Pitigliano became a safe space for Jews after they were expelled from the Papal States in the 16th century. “The people in the town are very proud of their history — and particular­ly what happened during the war.” The Jews who originally came to the town were artisans and bookbinder­s and lived side-by-side with the existing farming community.

They lived like that for centuries until Mussolini’s Fascist takeover of Italy and the enactment of racial laws against the Jews. Pitigliano’s Christians did whatever they could to protect their Jewish neighbours.

From that sprang Amanda’s novel, in which the fictional Monterini stands in for Pitigliano. Her headstrong Jewish heroine, Bella Levi, falls in love with her Catholic nextdoor neighbour, Rico Ghione, and their adventures permeate the book as the Second World War rages.

Into the stories of wartime Monics, terini, Amanda has woven a famous true story of the rescue of the children of Villa Emma.
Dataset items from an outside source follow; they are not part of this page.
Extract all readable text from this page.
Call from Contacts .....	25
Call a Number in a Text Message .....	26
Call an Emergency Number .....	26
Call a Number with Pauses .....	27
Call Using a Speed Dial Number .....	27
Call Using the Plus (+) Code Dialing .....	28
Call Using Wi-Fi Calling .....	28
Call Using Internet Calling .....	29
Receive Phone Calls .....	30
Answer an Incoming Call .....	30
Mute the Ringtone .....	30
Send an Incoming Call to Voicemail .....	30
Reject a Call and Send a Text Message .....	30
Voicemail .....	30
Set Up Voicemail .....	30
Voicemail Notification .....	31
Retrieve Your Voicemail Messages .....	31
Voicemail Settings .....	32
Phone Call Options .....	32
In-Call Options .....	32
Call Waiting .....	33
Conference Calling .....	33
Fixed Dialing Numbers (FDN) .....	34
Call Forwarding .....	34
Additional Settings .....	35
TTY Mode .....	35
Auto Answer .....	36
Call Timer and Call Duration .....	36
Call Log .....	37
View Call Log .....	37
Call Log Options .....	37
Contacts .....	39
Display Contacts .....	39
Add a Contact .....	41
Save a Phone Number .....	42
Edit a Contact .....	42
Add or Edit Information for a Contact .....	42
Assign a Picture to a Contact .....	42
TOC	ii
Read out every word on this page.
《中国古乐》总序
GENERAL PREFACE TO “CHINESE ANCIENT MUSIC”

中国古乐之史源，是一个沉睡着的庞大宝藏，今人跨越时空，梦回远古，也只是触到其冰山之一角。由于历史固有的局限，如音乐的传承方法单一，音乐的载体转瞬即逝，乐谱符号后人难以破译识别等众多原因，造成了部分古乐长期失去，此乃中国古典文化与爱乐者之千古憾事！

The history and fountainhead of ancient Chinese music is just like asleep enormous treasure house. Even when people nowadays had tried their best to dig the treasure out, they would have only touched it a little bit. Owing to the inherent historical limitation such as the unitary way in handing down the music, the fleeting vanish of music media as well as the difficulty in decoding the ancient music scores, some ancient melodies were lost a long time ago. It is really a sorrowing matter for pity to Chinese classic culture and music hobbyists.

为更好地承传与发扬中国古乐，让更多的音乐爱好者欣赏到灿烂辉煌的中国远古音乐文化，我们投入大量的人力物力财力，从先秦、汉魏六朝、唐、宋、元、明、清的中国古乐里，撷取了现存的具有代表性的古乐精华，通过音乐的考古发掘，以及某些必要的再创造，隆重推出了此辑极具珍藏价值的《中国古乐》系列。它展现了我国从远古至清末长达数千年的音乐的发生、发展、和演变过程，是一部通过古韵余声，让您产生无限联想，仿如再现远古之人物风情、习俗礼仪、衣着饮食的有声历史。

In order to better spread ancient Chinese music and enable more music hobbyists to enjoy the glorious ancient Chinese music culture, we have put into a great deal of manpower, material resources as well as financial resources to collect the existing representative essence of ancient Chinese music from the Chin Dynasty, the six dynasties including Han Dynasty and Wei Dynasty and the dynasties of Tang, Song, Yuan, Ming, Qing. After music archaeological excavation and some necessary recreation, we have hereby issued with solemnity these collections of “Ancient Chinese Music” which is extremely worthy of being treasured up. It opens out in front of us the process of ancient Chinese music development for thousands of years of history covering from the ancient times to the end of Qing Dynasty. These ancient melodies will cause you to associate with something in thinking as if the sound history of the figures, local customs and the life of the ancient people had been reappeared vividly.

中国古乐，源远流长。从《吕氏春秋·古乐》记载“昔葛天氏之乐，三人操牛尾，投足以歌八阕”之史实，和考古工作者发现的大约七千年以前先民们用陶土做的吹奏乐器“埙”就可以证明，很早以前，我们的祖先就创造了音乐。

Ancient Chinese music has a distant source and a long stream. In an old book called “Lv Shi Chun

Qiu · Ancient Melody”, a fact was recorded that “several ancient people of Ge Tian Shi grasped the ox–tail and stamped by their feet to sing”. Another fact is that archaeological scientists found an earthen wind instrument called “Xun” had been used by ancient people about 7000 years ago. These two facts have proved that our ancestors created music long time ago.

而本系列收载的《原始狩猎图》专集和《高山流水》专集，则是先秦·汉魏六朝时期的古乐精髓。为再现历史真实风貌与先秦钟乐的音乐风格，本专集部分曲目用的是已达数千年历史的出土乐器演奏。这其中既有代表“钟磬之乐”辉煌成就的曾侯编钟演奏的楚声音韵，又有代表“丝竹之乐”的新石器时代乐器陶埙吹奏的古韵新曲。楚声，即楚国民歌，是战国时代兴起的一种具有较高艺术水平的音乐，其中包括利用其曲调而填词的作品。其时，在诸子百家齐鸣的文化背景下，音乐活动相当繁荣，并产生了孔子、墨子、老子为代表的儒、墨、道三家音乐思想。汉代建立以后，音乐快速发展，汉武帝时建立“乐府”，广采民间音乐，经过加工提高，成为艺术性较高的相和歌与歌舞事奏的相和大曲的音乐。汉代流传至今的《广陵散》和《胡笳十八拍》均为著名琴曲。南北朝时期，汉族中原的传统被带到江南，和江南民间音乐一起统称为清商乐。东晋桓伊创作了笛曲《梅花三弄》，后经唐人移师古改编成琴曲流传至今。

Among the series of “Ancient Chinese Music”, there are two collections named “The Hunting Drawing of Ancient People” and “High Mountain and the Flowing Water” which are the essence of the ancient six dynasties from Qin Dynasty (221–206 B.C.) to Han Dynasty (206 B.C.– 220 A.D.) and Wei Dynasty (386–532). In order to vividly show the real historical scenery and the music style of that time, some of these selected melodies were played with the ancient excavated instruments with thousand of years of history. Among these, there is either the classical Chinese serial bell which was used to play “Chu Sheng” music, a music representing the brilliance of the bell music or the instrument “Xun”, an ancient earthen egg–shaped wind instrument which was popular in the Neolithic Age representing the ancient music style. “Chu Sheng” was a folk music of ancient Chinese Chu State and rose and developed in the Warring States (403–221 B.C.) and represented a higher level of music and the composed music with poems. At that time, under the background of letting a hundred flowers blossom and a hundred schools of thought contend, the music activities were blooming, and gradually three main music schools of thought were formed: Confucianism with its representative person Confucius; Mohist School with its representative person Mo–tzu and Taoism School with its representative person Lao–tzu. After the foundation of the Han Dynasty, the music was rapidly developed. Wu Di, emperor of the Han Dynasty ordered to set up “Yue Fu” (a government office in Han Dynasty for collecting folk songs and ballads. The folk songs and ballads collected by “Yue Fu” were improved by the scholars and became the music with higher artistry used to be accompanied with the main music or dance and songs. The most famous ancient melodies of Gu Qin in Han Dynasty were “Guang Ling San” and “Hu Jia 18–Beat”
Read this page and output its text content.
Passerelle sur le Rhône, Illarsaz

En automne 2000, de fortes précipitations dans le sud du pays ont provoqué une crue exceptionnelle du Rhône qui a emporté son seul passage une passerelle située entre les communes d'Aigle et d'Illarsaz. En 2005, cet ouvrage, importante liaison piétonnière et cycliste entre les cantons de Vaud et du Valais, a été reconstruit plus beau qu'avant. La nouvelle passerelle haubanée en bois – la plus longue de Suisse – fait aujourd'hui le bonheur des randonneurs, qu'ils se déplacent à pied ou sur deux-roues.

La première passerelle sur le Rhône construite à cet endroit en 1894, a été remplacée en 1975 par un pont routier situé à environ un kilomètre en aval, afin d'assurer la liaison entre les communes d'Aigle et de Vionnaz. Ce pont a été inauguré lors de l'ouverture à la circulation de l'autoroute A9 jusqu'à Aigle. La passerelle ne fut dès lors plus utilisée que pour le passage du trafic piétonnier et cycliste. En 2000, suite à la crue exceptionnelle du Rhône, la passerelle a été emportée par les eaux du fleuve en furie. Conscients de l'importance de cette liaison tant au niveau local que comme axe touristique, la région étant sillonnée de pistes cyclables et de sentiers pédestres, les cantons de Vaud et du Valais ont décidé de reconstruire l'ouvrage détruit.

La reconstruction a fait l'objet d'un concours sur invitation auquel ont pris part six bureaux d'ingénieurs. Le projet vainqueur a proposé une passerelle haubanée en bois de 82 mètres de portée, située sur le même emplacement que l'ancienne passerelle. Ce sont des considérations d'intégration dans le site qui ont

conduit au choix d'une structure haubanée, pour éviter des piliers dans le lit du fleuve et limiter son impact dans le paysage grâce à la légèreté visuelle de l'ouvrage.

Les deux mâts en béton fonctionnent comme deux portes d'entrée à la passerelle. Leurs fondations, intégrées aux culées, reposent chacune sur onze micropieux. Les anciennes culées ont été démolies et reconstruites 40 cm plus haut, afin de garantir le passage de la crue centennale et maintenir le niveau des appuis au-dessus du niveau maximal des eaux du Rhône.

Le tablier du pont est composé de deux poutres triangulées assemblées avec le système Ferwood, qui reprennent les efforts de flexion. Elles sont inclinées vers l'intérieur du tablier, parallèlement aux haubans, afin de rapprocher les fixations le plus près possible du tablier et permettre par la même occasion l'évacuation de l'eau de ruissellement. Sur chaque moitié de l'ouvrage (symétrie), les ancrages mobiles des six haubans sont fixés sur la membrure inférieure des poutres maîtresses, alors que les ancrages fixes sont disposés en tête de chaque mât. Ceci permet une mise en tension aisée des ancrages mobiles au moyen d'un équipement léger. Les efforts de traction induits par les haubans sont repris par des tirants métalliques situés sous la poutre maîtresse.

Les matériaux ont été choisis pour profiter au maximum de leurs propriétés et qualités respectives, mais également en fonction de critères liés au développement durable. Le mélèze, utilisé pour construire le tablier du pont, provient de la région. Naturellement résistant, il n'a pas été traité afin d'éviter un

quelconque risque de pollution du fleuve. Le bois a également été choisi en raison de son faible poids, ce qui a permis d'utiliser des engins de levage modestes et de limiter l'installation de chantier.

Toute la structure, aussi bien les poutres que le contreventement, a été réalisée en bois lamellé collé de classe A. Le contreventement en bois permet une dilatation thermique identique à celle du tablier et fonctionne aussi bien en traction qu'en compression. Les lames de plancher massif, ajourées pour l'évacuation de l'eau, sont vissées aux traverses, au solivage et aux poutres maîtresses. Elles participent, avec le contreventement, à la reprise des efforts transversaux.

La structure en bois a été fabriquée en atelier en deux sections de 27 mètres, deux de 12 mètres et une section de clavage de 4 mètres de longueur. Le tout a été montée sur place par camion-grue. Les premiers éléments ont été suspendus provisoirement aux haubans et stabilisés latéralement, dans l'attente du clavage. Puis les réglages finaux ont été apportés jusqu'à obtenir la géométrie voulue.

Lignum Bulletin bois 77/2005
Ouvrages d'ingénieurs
These were Jewish children from Austria, Germany and Yugoslavia, hidden by local resistance groups in northern Italy, and betrayed to the Germans when one child mistakenly spoke in her own language. Neverthele­ss, the resistance organisati­on, Delasem, successful­ly smuggled almost all the children to Switzerlan­d, from where many made their way to pre-state Israel. Bella is one of those helping to teach the fictional “children of Villa Sophia” the local dialect, based on the real Pitigliano dialect, incomprehe­nsible even to Italian speakers. Meanwhile Jews hidden by the resistance worry about the ethics of eating nonkosher rabbit.

Weinberg was inspired to write this novel, Amanda says, “by the acts of kindness” which typify the village. She and her family, who have even successful­ly staged a seder in the synagogue complex, have been warmly embraced by Pitigliano’s residents. The novel can be taken as an expression of a mutual love affair.